Lucie pestait en silence devant l’inutilité de sa tâche. Elle qui rêvait depuis longtemps d’enquêtes dans des caves sombres, d’assassins intelligents, ne récoltait que des miettes. Pourquoi les enfants de parents ordinaires – mère sans emploi, père ouvrier – ont-ils un destin ordinaire ?
Norman s’approcha.
— Pas tendres les costards ! À les écouter, c’est de notre faute ! Alors ?
— Rien de spécial. Deux écritures différentes, donc deux taggueurs. Des propos pas très inspirés en tout cas.
— Ça tombe le jour de la visite de la direction parisienne. Tu peux noter que cent vingt-sept personnes ont été licenciées de l’aciérie voilà six mois. Des ouvriers et des informaticiens. Une purge propre et ordonnée. Nous avons affaire à une stupide vengeance, à tous les coups. S’il fallait creuser, on s’orienterait d’emblée vers les ouvriers. D’après les cravates, les informaticiens n’ont pas la « culture » syndicat, ces propos ne leur collent pas…
Norman fit tinter les clés au fond de sa poche.
— Mettons-nous en route. La petite Cunar a été assassinée à dix kilomètres d’ici et j’aimerais aller jeter un œil.
— Tu ne récupères pas la liste du personnel licencié ?
— Ils vont nous la faxer. Et on a bien plus urgent que ces conneries !
— Etrange, souligna Lucie en lâchant une œillade sur l’issue de secours. Les inscriptions ont été effacées sur cette porte. Comme s’il fallait absolument masquer la phrase.
Norman glissa une main sur le graffiti.
— Une signature qu’ils ont voulu dissimuler ? Un sursaut de lucidité ? Allez, on y va cette fois !
Le jeune brigadier ferma son carnet, sceptique. La signification de ces ratures l’intriguait.

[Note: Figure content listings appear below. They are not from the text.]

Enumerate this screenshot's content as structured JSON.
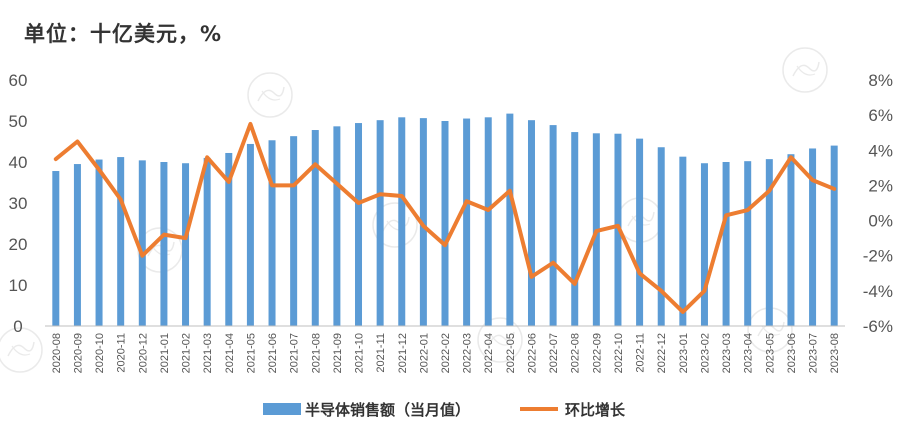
{
  "unit_label": "单位：十亿美元，%",
  "chart_data": {
    "type": "bar+line",
    "categories": [
      "2020-08",
      "2020-09",
      "2020-10",
      "2020-11",
      "2020-12",
      "2021-01",
      "2021-02",
      "2021-03",
      "2021-04",
      "2021-05",
      "2021-06",
      "2021-07",
      "2021-08",
      "2021-09",
      "2021-10",
      "2021-11",
      "2021-12",
      "2022-01",
      "2022-02",
      "2022-03",
      "2022-04",
      "2022-05",
      "2022-06",
      "2022-07",
      "2022-08",
      "2022-09",
      "2022-10",
      "2022-11",
      "2022-12",
      "2023-01",
      "2023-02",
      "2023-03",
      "2023-04",
      "2023-05",
      "2023-06",
      "2023-07",
      "2023-08"
    ],
    "series": [
      {
        "name": "半导体销售额（当月值）",
        "type": "bar",
        "axis": "left",
        "color": "#5b9bd5",
        "values": [
          37.8,
          39.5,
          40.6,
          41.2,
          40.4,
          40.0,
          39.7,
          41.0,
          42.2,
          44.4,
          45.3,
          46.3,
          47.8,
          48.7,
          49.5,
          50.2,
          50.9,
          50.7,
          50.0,
          50.6,
          50.9,
          51.8,
          50.2,
          49.0,
          47.3,
          47.0,
          46.9,
          45.7,
          43.6,
          41.3,
          39.7,
          40.0,
          40.2,
          40.7,
          41.9,
          43.3,
          44.0
        ]
      },
      {
        "name": "环比增长",
        "type": "line",
        "axis": "right",
        "color": "#ed7d31",
        "values": [
          3.5,
          4.5,
          2.9,
          1.2,
          -2.0,
          -0.8,
          -1.0,
          3.6,
          2.2,
          5.5,
          2.0,
          2.0,
          3.2,
          2.1,
          1.0,
          1.5,
          1.4,
          -0.3,
          -1.4,
          1.1,
          0.6,
          1.7,
          -3.2,
          -2.4,
          -3.6,
          -0.6,
          -0.3,
          -3.0,
          -4.0,
          -5.2,
          -4.0,
          0.3,
          0.6,
          1.7,
          3.6,
          2.3,
          1.8
        ]
      }
    ],
    "ylim_left": [
      0,
      60
    ],
    "yticks_left": [
      "0",
      "10",
      "20",
      "30",
      "40",
      "50",
      "60"
    ],
    "ylim_right": [
      -6,
      8
    ],
    "yticks_right": [
      "-6%",
      "-4%",
      "-2%",
      "0%",
      "2%",
      "4%",
      "6%",
      "8%"
    ],
    "grid": false,
    "legend_position": "bottom-center"
  }
}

Lucie ressentit une forme d’excitation nouvelle lorsqu’ils arrivèrent à destination. L’absence de la plupart des officiers lui offrait enfin la possibilité de côtoyer le lieu d’un crime autrement que par photos interposées. Le capitaine Raviez n’apprécierait pas sa présence mais, après tout, elle ne faisait qu’obéir à Norman, son supérieur direct.
La voiture s’arrêta derrière une Mégane et un Scénic, au cœur du cimetière de pales géantes. Autour, les usines saturaient l’atmosphère d’une noirceur de lignite.
Lucie salua brièvement un brigadier relégué au rôle de planton et accompagna Norman vers un technicien de la police scientifique. Pas de blouse blanche, de masque en coton, ni même de parka avec l’inscription « Police scientifique ». Juste un type avec un brassard fluorescent, aux mains violettes, à la respiration douloureuse, dévoré par un froid de vingt-quatre décembre.
— Attention où vous mettez les pieds ! signala-t-il en tendant un bras. Encore quelques minutes, le temps que j’en finisse avec ces empreintes de pneus !
Norman pointa le menton en direction d’un cube de tôle, planté à une dizaine de mètres au milieu de longues friches. La salle d’exécution…
— Un rapport avec le crime de la fillette ?
Le technicien désigna de petits sachets transparents étalés sur le dos d’une mallette.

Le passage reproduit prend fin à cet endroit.